Subjective:

Cryo Treating Metal: Does It Work?



Above is a picture of two of my Baer Racing Rotors. On the left, this rotor was on the car for approximately 19,000 miles and 15 months of daily street driving. It was also occaisonally subjected to the odd auto-cross, and Silver State Classic Challenge race. It was used with the standard issue PBR "Street" pad, then subjected to the Performance Friction "Z" pad at about 10,000 miles. This rotor, as well as the other three on the car, were the original set as purchased from Baer in January of 1999, then cryo treated by
300 Below (http://www.300below.com). At $90 for a full set of four rotors, it was cheap insurance if it worked 1/2 as good as they claimed it did.

The rotor on the right is the replacement rotor for the first one. This rotor was purchased in June of 2000. Between June and November, it saw roughly 4,000 street miles, no racing or auto-crossing of any kind. This rotor was used exclusively with the Performance Friction "Z" pad. Out of stupidity (lack of funds was also a factor), this set was not cryo treated. As you can see, the cracks developed in a very short period of time were actually worse than the cracks sustained to the treated rotor in a fraction of the time and mileage. This rotor also caused a noticeable vibration as the pad grabbed on the edge of the crack during each rotation of the wheel.

I switched back to the rotor on the left and drove for approximately 2 weeks while awaiting arrival of the new replacement from Baer/300 Below. It is now in the car and working flawlessly. Upon inspection of the passenger side rotor today, which also was not cryoed, it too has stress cracks. We are now on to about 5,000 miles and 6 months of daily use. When I replace this one in the near future, I will have it sent right from Baer to 300 Below. $200 per rotors is just too much to throw away ever 6 months.

For those non-believers out there, I have answered the question, at least for myself. Cryoing IS worth it.

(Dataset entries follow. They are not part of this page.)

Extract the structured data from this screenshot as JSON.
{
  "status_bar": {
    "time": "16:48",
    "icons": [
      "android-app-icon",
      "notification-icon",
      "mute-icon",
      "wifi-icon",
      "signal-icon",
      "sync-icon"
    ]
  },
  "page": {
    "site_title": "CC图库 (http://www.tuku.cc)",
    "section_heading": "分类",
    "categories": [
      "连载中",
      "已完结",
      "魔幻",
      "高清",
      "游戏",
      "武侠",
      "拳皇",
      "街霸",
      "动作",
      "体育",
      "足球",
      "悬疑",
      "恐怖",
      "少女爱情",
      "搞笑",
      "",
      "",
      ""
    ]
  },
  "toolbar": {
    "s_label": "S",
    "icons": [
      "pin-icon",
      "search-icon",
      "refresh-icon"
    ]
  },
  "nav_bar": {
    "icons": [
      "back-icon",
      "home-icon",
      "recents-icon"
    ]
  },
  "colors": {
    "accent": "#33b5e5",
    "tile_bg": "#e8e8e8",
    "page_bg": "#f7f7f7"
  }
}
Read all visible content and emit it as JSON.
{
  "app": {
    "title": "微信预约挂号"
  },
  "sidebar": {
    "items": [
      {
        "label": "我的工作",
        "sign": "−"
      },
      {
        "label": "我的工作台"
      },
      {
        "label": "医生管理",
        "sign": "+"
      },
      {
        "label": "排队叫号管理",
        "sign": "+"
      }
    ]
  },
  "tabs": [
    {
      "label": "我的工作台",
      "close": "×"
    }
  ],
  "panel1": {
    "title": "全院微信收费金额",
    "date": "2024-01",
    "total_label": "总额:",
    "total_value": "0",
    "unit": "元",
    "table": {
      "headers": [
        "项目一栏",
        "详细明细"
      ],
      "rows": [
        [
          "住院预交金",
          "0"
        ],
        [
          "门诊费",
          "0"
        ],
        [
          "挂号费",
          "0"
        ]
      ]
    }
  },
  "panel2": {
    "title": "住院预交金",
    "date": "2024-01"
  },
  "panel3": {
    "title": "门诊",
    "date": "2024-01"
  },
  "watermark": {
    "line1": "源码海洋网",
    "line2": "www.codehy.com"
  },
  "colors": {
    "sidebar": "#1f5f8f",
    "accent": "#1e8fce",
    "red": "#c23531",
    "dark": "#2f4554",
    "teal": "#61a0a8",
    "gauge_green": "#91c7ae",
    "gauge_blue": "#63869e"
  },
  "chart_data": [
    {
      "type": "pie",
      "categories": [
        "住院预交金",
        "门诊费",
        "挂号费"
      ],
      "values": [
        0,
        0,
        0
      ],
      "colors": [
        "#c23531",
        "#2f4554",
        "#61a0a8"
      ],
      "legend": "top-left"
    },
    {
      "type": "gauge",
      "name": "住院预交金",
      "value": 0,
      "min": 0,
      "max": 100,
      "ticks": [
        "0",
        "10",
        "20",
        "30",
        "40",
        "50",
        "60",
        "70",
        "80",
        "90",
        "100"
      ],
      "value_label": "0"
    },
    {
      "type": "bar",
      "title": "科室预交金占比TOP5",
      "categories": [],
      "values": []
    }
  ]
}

Original (cryoed) rotor after failure - ~19,000 miles/15 months

Replacement Baer rotor (not cryoed) after failure - ~4,000 miles/5 months



Objective:
There really can't be much objective here I don't believe. All I know is what I have done and what has happened as a result. For me, cryoing is no longer an option, but a requirement. Replacing these brake rotors are just too expensive.